17.2. Con il ricorso di primo grado – che nella struttura sembra risentire l’influsso della teorica dell’occupazione appropriativa, ormai non più sostenibile a seguito delle note sentenze della C.E.D.U. – il signor Fr. ha sostanzialmente dedotto l’illegittima posizione dell’Amministrazione rispetto al terreno di sua proprietà, oggetto di occupazione d’urgenza e mai espropriato. Nel prendere posizione sul punto il primo giudice ha fatto ricorso all’art. 42 bis t.u. (né, come detto, il Comune ha espressamente contestato tale capo della sentenza), le cui disposizioni, per testuale disposto di legge (co. 8), si applicano anche ai fatti avvenuti anteriormente alla sua entrata in vigore.
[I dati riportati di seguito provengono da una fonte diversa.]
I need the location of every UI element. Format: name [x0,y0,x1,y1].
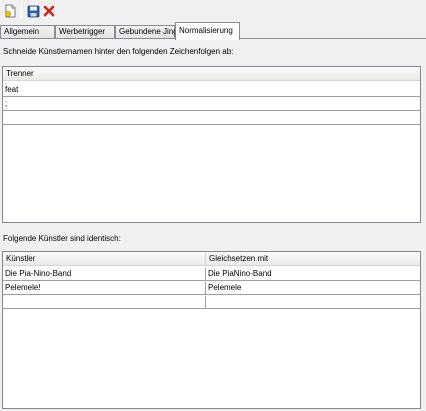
table-cell[interactable]: feat [3,84,420,96]
table-cell-artist[interactable]: Die Pia-Nino-Band [3,268,206,280]
table-cell-artist[interactable]: Pelemele! [3,282,206,294]
identical-artists-grid[interactable]: Künstler Gleichsetzen mit Die Pia-Nino-B… [2,251,421,409]
toolbar-separator [21,4,22,18]
toolbar [0,0,426,22]
table-cell-equal[interactable]: Die PiaNino-Band [206,268,420,280]
table-cell-artist[interactable] [3,296,206,308]
column-header-gleichsetzen[interactable]: Gleichsetzen mit [206,252,420,266]
table-row-new[interactable] [3,112,420,125]
column-header-kuenstler[interactable]: Künstler [3,252,206,266]
table-cell[interactable] [3,112,420,124]
table-row[interactable]: Die Pia-Nino-Band Die PiaNino-Band [3,268,420,281]
table-row[interactable]: ; [3,98,420,111]
separators-grid[interactable]: Trenner feat ; [2,66,421,223]
tab-allgemein[interactable]: Allgemein [0,25,55,39]
separators-label: Schneide Künstlernamen hinter den folgen… [3,47,234,56]
tab-strip: Allgemein Werbetrigger Gebundene Jingles… [0,22,426,40]
red-x-delete-icon[interactable] [42,4,56,18]
table-cell-equal[interactable] [206,296,420,308]
separators-grid-header: Trenner [3,67,420,81]
identical-artists-label: Folgende Künstler sind identisch: [3,234,121,243]
tab-normalisierung[interactable]: Normalisierung [175,22,240,40]
identical-grid-header: Künstler Gleichsetzen mit [3,252,420,266]
table-row-new[interactable] [3,296,420,309]
tab-gebundene-jingles[interactable]: Gebundene Jingles [115,25,188,39]
table-row[interactable]: feat [3,84,420,97]
new-document-icon[interactable] [3,4,17,18]
tab-werbetrigger[interactable]: Werbetrigger [55,25,115,39]
table-row[interactable]: Pelemele! Pelemele [3,282,420,295]
save-disk-icon[interactable] [26,4,40,18]
table-cell-equal[interactable]: Pelemele [206,282,420,294]
table-cell[interactable]: ; [3,98,420,110]
tab-content-panel: Schneide Künstlernamen hinter den folgen… [0,38,426,411]
column-header-trenner[interactable]: Trenner [3,67,420,81]
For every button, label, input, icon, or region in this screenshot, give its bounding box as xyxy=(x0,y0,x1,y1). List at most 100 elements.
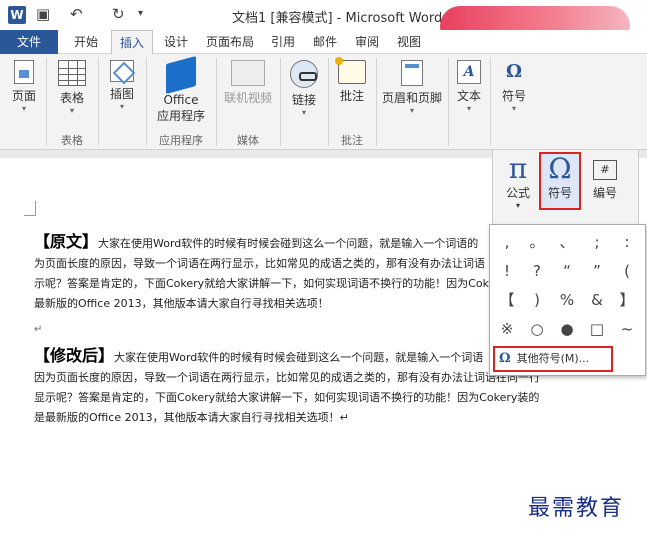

17.3. A questo proposito giova rammentare che la Corte costituzionale, investita della questione di legittimità costituzionale dell’art. 42 bis t.u. sotto una pluralità di profili, ha ritenuto la norma conforme a Costituzione nel segno di una ricostruzione sistematica che ne sottolinea il carattere di eccezionalità:

“? l’assenza di ragionevoli alternative all’adozione del provvedimento acquisitivo va intesa in senso pregnante, in stretta correlazione con le eccezionali ragioni di interesse pubblico richiamate dalla disposizione in esame, da considerare in comparazione con gli interessi del privato proprietario. Non si tratta, soltanto, di valutare genericamente una eccessiva difficoltà od onerosità delle alternative a disposizione dell’amministrazione, secondo un principio già previsto in generale dall’art. 2058 cod. civ. Per risultare conforme a Costituzione, l’ampiezza della discrezionalità amministrativa va delimitata alla luce dell’obbligo giuridico di far venir meno l’occupazione sine titulo e di adeguare la situazione di fatto a quella di diritto, la quale ultima non risulta mutata neppure a seguito di trasformazione irreversibile del fondo. Ne deriva che l’adozione dell’atto acquisitivo è consentita esclusivamente allorché costituisca l’extrema ratio per la soddisfazione di “attuali ed eccezionali ragioni di interesse pubblico”, come recita lo stesso art. 42-bis del T.U. delle espropriazioni” (sentenza 30 aprile 2015, n. 71, § 6.7.).

17.4. Tanto premesso, il Collegio rileva che il Comune deduce in maniera del tutto generica ed apodittica la violazione dei criteri di legge per la determinazione e quantificazione del danno risarcibile (ex lege n. 359 del 1992), nonché per la eccessiva onerosità della restituzione in forma specifica (in supposta e non motivata applicazione degli artt. 2058 e 2933 c.c.), cosicché la doglianza, nel suo complesso, non può essere presa in considerazione stante la sua evidente inammissibilità.

18. Dalle considerazioni che precedono discende che l’appello è solo parzialmente fondato (in punto di prescrizione: v. § 15) e solo in questa parte va accolto, con parziale riforma sul punto della sentenza impugnata e conferma integrale quanto al resto.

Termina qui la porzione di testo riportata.